Reverse charge is a VAT system where the responsibility for paying the tax is shifted from the supplier to the buyer. This system aims to prevent tax fraud and simplify trade, especially within the European Union.
What is the principle of reverse charge?
In the standard VAT system, the supplier is responsible for paying the tax. However, under the reverse charge system, the buyer is responsible for paying the tax.
This means that the supplier issues an invoice without VAT, and the buyer self-assesses and remits the tax on their tax return.
This mechanism is commonly used between VAT-registered businesses and in cross-border transactions within the EU.
When is reverse charge applied?
There are permanent and temporary applications:
Permanent reverse charge – areas defined by law:
For example, supply of gold, construction and assembly services, real estate, and goods listed in Schedule 5 of the VAT Act.Temporary reverse charge – specified by the government in Schedule 6 of the VAT Act:
For example, mobile phones, gaming consoles, integrated circuits, emission allowances.
Reverse charge is most commonly applied in construction, technology trade, and cross-border services and goods transactions within the EU.
How to correctly invoice under reverse charge?
When issuing an invoice, you must comply with the requirements set out in Section 29 of the VAT Act. The invoice does not include the VAT rate or tax amount. It must, however, contain a clear statement that "The customer is responsible for the tax".
In the UK, you must also reference the relevant section of the VAT Act.
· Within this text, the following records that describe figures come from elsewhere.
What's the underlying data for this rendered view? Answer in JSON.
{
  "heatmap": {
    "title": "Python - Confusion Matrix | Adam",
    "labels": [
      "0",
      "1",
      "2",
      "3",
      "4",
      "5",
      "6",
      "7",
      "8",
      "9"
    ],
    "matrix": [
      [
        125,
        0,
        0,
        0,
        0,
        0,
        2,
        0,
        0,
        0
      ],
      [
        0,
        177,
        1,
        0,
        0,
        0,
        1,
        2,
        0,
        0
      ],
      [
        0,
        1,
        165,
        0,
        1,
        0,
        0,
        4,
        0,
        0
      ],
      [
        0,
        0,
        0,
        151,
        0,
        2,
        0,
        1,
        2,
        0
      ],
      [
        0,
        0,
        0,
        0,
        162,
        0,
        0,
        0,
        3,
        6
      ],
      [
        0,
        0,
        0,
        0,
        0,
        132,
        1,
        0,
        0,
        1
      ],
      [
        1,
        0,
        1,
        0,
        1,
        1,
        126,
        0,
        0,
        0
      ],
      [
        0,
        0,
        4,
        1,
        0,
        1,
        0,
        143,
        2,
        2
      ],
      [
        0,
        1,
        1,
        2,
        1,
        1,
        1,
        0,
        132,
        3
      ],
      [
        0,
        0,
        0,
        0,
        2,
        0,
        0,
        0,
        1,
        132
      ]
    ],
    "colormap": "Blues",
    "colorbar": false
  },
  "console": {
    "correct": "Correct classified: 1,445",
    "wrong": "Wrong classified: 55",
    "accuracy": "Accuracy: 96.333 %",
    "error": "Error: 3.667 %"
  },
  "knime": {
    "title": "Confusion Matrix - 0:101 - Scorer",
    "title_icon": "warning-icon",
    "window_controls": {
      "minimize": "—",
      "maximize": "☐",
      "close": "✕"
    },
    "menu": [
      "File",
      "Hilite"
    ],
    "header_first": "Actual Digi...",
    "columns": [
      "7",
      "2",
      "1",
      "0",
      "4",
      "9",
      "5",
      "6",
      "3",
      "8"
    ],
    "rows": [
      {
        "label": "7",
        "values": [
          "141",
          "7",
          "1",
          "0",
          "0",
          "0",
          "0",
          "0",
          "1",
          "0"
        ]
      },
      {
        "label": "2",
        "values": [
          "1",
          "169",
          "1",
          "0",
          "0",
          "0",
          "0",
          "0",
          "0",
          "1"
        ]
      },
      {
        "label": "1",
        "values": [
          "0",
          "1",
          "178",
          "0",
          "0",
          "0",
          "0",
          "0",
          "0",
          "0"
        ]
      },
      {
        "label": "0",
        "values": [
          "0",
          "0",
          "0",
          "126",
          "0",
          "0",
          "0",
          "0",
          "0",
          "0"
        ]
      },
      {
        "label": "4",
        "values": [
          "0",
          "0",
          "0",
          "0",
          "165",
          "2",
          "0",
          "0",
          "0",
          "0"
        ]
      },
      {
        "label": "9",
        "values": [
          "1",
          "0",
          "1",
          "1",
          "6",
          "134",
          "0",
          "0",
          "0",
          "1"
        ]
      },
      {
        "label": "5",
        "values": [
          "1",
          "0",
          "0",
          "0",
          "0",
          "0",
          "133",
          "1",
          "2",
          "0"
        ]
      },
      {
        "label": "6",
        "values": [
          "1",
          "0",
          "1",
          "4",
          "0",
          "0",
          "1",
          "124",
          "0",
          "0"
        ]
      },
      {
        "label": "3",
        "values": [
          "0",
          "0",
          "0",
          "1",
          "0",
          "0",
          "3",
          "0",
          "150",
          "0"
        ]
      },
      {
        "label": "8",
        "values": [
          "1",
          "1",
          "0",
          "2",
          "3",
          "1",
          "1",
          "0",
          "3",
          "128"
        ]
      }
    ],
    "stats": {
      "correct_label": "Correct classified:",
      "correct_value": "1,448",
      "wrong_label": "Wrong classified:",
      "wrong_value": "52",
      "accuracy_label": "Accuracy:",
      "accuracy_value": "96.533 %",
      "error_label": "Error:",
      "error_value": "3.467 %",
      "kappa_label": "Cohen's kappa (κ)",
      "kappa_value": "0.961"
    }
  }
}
For EU transactions, the note “Reverse charge” is commonly used.

Practical example:
Company ABC Ltd. (VAT-registered in the UK) provides construction services to XYZ Ltd..
The invoice is issued without VAT.
The invoice will state: “The customer is responsible for the tax”.
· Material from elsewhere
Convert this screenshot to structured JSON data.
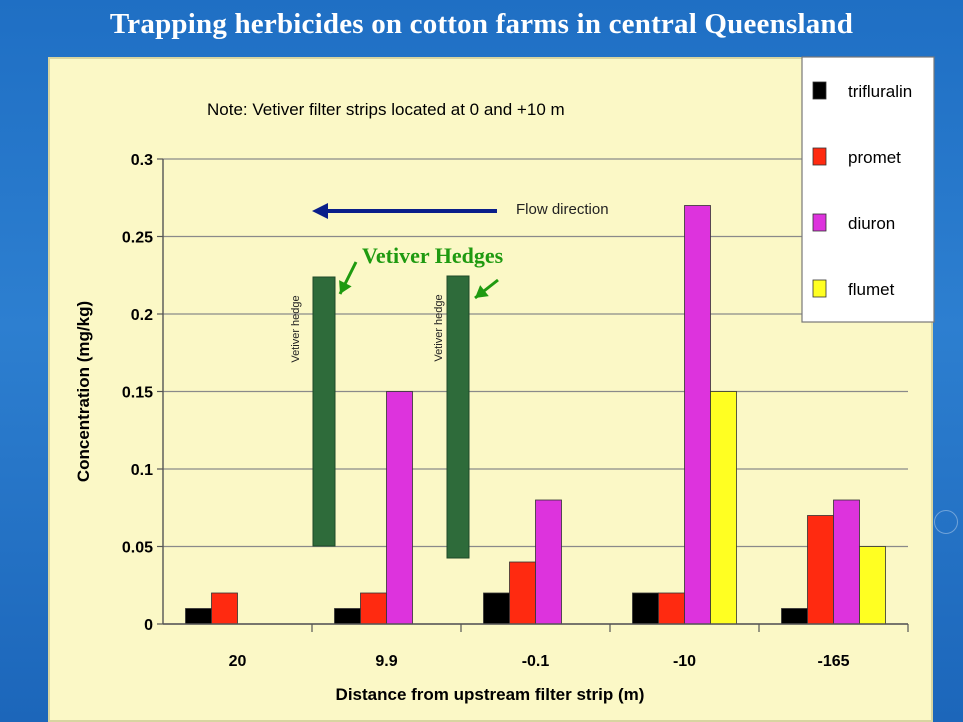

The buyer, XYZ Ltd., will self-assess and remit the VAT in their tax return.
Responsibilities of the supplier and the buyer
-
Supplier:
Issues the invoice without VAT,
Includes the transaction in their VAT reporting system (e.g., VAT return in the UK).
-
Buyer:
Self-assesses the VAT on the transaction,
Can claim input tax credit if eligible (for business purchases or resale).

Failure to properly issue the invoice or not including the transaction in the VAT reporting system could result in penalties from HMRC.
Summary
Reverse charge is an effective tool in combating tax fraud. However, it is crucial to invoice correctly, maintain records, and file reports. Businesses should regularly monitor legislative changes, as the list of transactions subject to reverse charge may change.
Information to remember:
The supplier issues an invoice without VAT.
The buyer is responsible for self-assessing the VAT.
The invoice must state: “The customer is responsible for the tax.”
This system is primarily used in construction, technology trade, and cross-border sales within the EU.